Os especialistas destacam que, mesmo com um número ainda alto de casos de Covid-19 no país, consultas e exames não devem mais ser interrompidos ou adiados. Hoje, a maioria dos centros médicos possui fluxos separados de atendimento para pacientes sem o vírus e seguem os protocolos sanitários para minimizar o risco de contágio.

Principais exames de rastreamento e preventivos

Mamografia — Usado no diagnóstico do câncer de mama, deve ser feita por mulheres de 50 a 69 anos, a cada dois anos, segundo recomendação do Ministério da Saúde. Algumas sociedades científicas defendem, no entanto, que o procedimento comece a ser feito a partir dos 40 anos, principalmente se há histórico da doença na família.

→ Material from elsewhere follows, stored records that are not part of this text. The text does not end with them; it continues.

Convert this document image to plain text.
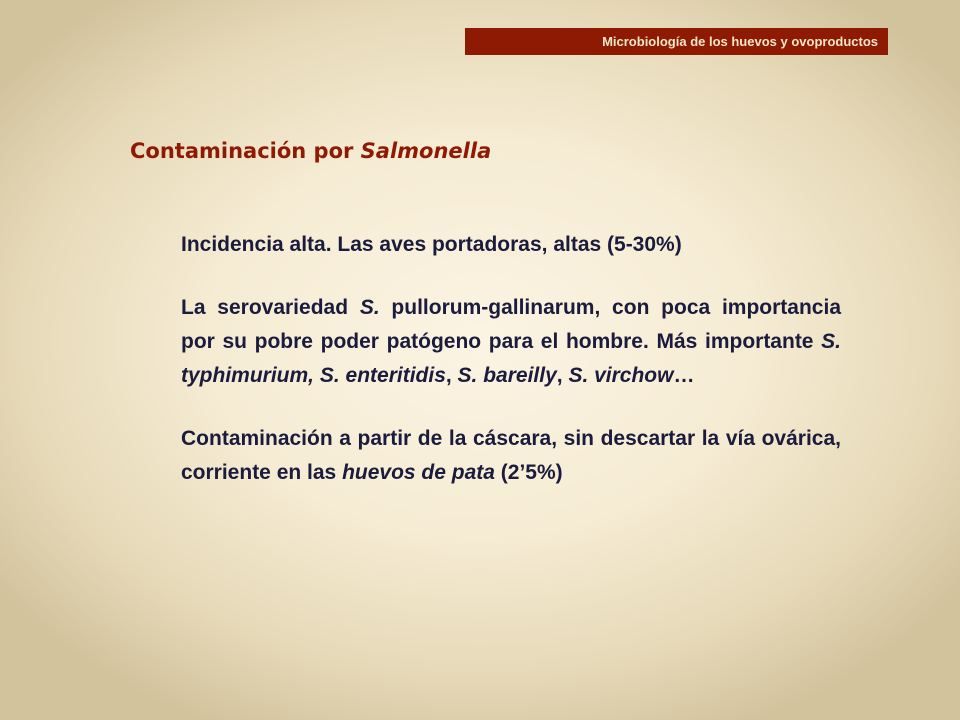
Microbiología de los huevos y ovoproductos
Contaminación por Salmonella

Incidencia alta. Las aves portadoras, altas (5-30%)

La serovariedad S. pullorum-gallinarum, con poca importancia por su pobre poder patógeno para el hombre. Más importante S. typhimurium, S. enteritidis, S. bareilly, S. virchow…

Contaminación a partir de la cáscara, sin descartar la vía ovárica, corriente en las huevos de pata (2’5%)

Exame de PSA e toque retal — Ajudam no diagnóstico do câncer de próstata. Devem ser feitos por homens com 50 anos ou mais, ou a partir dos 45 anos quando o paciente tem fatores de risco, como histórico familiar ou obesidade.

Colonoscopia — O procedimento pode detectar o câncer de intestino ou lesões pré-malignas que, se tratadas, não evoluem. O exame deve ser feito a partir dos 50 anos e repetido a cada 3 ou 5 anos, conforme avaliação médica. Para indivíduos com histórico familiar da doença, a primeira colonoscopia precisa ser feita dez anos antes da idade na qual o parente apresentou o tumor.

Papanicolau — Ele pode identificar lesões precursoras do câncer de colo de útero e deve ser feito em mulheres que já tiveram relações sexuais a partir da faixa etária dos 20 anos (a idade exata demanda uma conversa com o médico).

Outras avaliações – Além dos exames de rastreamento para o câncer, é importante consultar um médico periodicamente para avaliar a necessidade de testes que sinalizam outros problemas de saúde. Entre os mais solicitados estão hemograma, ecocardiograma, teste de esforço e eletrocardiograma.